Japonya’ya atılan atom bombalarının devlet terörü kapsamında değerlendirilmesi. Tarihçi ve akademisyenler için Hiroşima ve Nagazaki’nin atom bombalarıyla bombalanması öncelikli olarak ahlaki açıdan tartışılmaktadır. Nükleer silahların kullanılmasının haklı ve geçerli sebepleri olup olmadığı konusu önem taşır. Bu bombalamaların devlet terörü kapsamında değerlendirilmesini öneren tarihçiler bulunmaktadır. Bu şekilde yorumlayanlar terörün tanımı olan bir siyasi amacın gerçekleştirilmesi için sivillerin hedef seçilmesinin devlet tarafından uygulanmasını delil gösterirler. Yine tarihçilere göre atom bombalarının sivil hedeflere atılmasıyla beraber sivil hedeflere saldırmama tabusu ortadan kalkmış ve özellikle ABD tarafından standart bir uygulama olmuştur. Nagazaki ve Hiroşima’ya atılan atom bombaları nükleer silahların savaşta ilk ve tek kullanışı olmuştur.
Görüşler
Tarihçilerce genel olarak kabul gören bakış açısı, kullanılan atom bombalarının Japonya’yı yenmeyi amaçlayan ABD’nin topyekün askeri planın bir parçası olduğu ve bu sayede savaşı en kısa sürede bitirerek Japonya anakarasının silahlı kuvvetlerle işgali sırasında ortaya çıkacak asker, malzeme ve teçhizat kaybını en aza indirmek olduğudur. Nükleer silahların kullanılmasına dair süren fikir ayrılığı askeri hedefin gerçekleştirilmesi için bu silahların kullanımının ahlaki olup olmadığı ve gerekli olup olmadığı konusundadır. Özellikle son dönemde dillendirilen bir diğer bakış açısı da Japonya’nın zaten ABD ve müttefik ülkelerle barış antlaşması imzalamak üzere olduğu ve ABD’nin bölgede ve Avrupa’da artan Sovyetler Birliğinin nüfuz alanını daraltmak ve bu ülkeye uyarıcı bir mesaj iletmek için atom bombalarını kullandığı yönündedir.

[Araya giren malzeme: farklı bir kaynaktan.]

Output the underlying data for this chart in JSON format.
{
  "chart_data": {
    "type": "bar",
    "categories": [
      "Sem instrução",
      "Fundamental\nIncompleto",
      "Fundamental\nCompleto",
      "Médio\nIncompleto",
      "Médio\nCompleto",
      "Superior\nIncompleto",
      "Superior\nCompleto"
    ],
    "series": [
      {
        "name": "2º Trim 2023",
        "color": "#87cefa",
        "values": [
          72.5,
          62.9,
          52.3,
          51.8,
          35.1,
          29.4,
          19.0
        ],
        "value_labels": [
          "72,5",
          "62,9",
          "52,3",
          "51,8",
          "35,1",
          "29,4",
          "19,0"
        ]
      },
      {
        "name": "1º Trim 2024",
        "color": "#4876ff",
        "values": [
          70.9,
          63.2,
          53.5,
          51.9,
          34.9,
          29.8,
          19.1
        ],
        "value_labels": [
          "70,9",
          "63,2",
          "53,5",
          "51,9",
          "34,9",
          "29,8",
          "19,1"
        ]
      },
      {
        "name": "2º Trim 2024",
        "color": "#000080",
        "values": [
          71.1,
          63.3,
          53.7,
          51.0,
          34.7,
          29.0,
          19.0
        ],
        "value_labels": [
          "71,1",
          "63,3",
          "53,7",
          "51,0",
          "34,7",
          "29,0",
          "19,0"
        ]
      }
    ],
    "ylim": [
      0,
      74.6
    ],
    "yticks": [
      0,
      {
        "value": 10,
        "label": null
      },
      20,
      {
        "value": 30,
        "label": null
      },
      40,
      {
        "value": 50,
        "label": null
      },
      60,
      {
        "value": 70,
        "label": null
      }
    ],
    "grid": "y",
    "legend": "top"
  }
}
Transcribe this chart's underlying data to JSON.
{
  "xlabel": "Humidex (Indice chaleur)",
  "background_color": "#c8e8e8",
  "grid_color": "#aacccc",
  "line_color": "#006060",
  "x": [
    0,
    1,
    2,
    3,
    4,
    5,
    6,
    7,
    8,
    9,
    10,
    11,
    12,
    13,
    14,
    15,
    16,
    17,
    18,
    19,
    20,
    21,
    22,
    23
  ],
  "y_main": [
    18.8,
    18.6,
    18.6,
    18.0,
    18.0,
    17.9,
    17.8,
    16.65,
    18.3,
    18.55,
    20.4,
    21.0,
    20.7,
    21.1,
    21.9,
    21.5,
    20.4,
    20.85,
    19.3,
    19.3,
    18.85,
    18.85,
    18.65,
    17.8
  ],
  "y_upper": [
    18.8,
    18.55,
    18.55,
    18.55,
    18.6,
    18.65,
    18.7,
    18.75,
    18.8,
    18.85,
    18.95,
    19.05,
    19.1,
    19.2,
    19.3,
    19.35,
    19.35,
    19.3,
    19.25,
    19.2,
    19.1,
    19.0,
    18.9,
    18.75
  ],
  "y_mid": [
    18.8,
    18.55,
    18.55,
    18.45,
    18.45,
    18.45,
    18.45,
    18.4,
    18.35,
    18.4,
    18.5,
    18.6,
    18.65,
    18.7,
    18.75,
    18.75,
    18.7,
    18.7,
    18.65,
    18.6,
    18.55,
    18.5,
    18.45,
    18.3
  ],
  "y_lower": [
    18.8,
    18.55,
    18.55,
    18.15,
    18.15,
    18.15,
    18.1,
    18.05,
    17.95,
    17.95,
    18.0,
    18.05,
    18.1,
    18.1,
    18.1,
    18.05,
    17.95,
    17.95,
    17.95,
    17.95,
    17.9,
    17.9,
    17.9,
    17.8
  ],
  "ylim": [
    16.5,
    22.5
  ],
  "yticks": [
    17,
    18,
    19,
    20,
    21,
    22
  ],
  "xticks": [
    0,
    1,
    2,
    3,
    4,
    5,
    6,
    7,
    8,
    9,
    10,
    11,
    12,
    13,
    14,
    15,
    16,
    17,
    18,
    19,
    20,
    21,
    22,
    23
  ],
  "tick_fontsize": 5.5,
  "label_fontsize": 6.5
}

Devlet terörü olarak yapılan değerlendirmeler
Terörizm kelimesinin bu olayda kullanılması aslında manevi olarak bir vurgu yapıp, ABD’nin maruz kaldığı terör saldırılarıyla ilişki kurmak çabasının ürünüdür. Uzmanlar tarafından atom bombası saldırılarının devlet terörü olarak tanımlanması durumu, siyasi bir hedefin gerçekleştirilmesi için sivil halkın hedef alındığı içindir. Los Alamos nükleer tesislerinde 10 ve 11 Mayıs 1945 tarihlerinde yapılan toplantılarda silahın psikolojik etkisinin yüksek olması ve uluslararası alanda silahın öneminin kavranması için geniş nüfusun bulunduğu Kyoto veya Hiroşima gibi kentler saldırı için hedef olarak gösterilmiştir. Frances Harbour’a göre amaç Japonya için ve tüm dünya siyaseti için sivil insanları terör içinde bırakmaktı. Tarihçi Howard Zinn’e göre eğer terörün anlamı belirli bir siyasi amaç için şiddetin ölçüsüz ve insanlar arasında ayrım yapmadan kullanılmasıysa, Hiroşima ve Nagazaki’de de durum aynen böyledir. Sosyolog Kai Erikson’a göre Hiroşima ve Nagazaki’ye düzenlenen saldırıların savaşla bir ilgisi bulunmamaktadır. Saldırıların amacı askeri hedeflerin yok edilmesi değildir, tersine bu hedeflerin seçilme nedeni yüksek sivil halk yoğunluğunun bu şehirlerde bulunmasıdır. Erikson daha sonra şöyle bir soru sormaktadır: “Çeyrek milyon insanı bir konudaki haklılığını göstermek için yok edebilecek bir halk nasıl bir ahlaki durum içindedir?” Michael Walzer ise saldırıların savaş terörü örneği olduğunu söyleyerek hükûmetin teslim olmaya zorlanması için çok sayıda masum sivillerin öldürülmesinin terör olduğunu ve Hiroşima’nın bunun klasik örneği olduğunu belirtir. Profesör Tony Coady de Hiroşima ve Nagazaki saldırılarını terör saldırıları olarak yorumlar. Princeton Üniversitesinde Profesör Richard Falk saldırıların devlet terörü olduğunu savunur. Kaddafi’yi terörist olarak damgalayan ABD hükümetlerinin Hiroşima ve Nagazaki’de terörizmin en iyi örneklerini verdiklerini söyler. Saldırıların gerekçeleri olan ABD askerlerinin Japonya’nın işgali sırasında çok kayıp verecekleri ana gerekçesi bile bölgedeki jeopolitik gelişmeler göz önüne alındığında geçersizleşmektedir. Manhattan projesine aktarılan muazzam kaynakların israf edilmediğinin gösterilme ihtiyacı öne çıkmış, zafere çok az kalmış bir durumda diplomasi yoluyla ulaşılabilecek bir ateşkes çabası reddedilmiştir. Bu yüzden saldırılar çok ölçüsüz bir şiddette gerçekleşmiş ve devlet terörü kapsamında değerlendirilmiştir.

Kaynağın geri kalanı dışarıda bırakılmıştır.